This is more than a workout a day, and most days they work out twice. But for ordinary people, who don’t train for international competitions, but just want to get in shape or keep fit, such a hectic training schedule is unnecessary. Most of us can settle for much less training – but how much less?
Is two workouts a week enough? Three? And what if someone can only cram one workout into their weekly schedule, is it effective at all?
The frequency of training doesn’t stand on its own and is influenced by other factors: What’s the purpose of the exercise? How intense do you want to work out? Do you have a history of injuries?
The type of training or sport you do also affects how often you need to practice to get the best results.
Exercise creates stress and strain on some body systems, which makes you feel tired, yet it can also make the body stronger, depending on the type of stress that the training produces. For example, resistance training (weight training, for instance) helps the body build muscle strength, but is less conducive for cardio-pulmonary endurance, because it focuses on the skeletal muscles and not the heart.

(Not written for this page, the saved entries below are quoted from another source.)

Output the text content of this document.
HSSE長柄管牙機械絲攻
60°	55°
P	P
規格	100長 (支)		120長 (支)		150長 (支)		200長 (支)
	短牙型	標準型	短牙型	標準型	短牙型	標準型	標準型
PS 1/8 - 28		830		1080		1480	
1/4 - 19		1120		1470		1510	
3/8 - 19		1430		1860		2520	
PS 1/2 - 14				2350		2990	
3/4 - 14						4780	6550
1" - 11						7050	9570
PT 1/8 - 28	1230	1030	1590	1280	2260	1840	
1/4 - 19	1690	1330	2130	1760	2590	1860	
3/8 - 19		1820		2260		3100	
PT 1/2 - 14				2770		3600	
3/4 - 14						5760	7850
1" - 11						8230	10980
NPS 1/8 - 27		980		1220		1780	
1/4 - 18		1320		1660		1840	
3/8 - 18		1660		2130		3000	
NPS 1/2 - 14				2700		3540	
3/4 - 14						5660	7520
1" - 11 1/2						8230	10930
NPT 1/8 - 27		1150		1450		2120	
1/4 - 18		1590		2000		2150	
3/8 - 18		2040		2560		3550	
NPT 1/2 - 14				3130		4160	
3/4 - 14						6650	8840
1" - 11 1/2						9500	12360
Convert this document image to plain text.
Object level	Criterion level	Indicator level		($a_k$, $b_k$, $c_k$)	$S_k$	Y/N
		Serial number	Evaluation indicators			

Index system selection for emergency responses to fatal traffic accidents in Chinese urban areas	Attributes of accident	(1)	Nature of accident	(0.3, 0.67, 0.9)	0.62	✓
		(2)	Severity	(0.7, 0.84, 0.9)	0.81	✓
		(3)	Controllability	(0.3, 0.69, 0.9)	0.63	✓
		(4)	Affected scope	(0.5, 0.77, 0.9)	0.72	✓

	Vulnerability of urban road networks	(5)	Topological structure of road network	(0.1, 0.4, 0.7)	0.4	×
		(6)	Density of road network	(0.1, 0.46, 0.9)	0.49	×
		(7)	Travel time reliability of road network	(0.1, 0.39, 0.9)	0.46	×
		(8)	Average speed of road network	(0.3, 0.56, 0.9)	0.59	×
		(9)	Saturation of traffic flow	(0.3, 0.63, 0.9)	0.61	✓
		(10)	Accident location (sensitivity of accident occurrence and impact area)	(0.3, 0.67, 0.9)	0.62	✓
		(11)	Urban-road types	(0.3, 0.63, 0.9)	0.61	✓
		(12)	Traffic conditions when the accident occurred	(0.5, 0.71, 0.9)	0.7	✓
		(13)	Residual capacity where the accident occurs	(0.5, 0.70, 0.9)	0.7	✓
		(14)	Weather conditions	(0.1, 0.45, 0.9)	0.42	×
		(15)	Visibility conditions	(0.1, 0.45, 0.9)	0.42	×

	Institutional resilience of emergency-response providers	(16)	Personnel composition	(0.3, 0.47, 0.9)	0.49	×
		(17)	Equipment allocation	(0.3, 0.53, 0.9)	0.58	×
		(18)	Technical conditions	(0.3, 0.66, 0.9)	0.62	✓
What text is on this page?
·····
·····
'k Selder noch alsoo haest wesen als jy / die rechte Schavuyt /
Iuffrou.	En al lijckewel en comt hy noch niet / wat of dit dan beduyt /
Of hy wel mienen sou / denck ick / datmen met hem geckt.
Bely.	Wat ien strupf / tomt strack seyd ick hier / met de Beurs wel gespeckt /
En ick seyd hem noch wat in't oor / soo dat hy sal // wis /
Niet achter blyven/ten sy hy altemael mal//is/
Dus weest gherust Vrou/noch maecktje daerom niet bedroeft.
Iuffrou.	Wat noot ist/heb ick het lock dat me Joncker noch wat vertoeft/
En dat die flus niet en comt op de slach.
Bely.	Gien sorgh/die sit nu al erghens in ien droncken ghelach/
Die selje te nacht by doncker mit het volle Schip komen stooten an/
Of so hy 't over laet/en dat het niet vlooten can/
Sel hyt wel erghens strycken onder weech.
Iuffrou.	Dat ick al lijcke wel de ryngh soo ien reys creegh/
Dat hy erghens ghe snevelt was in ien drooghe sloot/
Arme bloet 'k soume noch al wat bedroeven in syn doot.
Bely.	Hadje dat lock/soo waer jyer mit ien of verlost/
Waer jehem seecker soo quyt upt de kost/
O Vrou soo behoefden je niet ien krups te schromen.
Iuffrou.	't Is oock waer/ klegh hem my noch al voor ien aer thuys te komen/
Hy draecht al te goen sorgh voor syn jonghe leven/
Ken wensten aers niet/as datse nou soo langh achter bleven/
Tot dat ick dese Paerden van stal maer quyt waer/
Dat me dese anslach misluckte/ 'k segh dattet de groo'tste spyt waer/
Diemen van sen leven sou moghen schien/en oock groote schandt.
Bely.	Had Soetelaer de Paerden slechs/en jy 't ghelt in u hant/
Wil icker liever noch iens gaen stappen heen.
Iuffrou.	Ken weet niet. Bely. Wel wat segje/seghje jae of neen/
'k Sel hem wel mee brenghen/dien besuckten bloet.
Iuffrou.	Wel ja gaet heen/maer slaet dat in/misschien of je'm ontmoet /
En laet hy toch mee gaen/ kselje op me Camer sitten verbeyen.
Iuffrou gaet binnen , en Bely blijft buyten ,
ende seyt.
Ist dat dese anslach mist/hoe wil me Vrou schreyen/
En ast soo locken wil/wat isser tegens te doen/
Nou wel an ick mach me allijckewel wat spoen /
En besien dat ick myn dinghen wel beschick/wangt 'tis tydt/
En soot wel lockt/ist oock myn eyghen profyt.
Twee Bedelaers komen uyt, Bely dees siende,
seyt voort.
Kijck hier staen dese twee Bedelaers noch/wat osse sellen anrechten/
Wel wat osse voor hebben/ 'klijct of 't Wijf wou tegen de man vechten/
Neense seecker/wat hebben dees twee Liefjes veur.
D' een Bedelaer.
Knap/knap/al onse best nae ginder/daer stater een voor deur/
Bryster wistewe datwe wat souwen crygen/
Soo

But to even see specific benefits of each workout, rest is required. You’ll have a hard time seeing a physiological improvement from working out if you don’t rest enough. Also, if we don’t take breaks to recover the physical loads in regular and frequent training, improvement won’t last. So, the body should be given time to rest between workouts … but not too much time.
In short: the key to improving physical fitness is to train at regular intervals which will find the right balance between frequency of training and the required recovery time.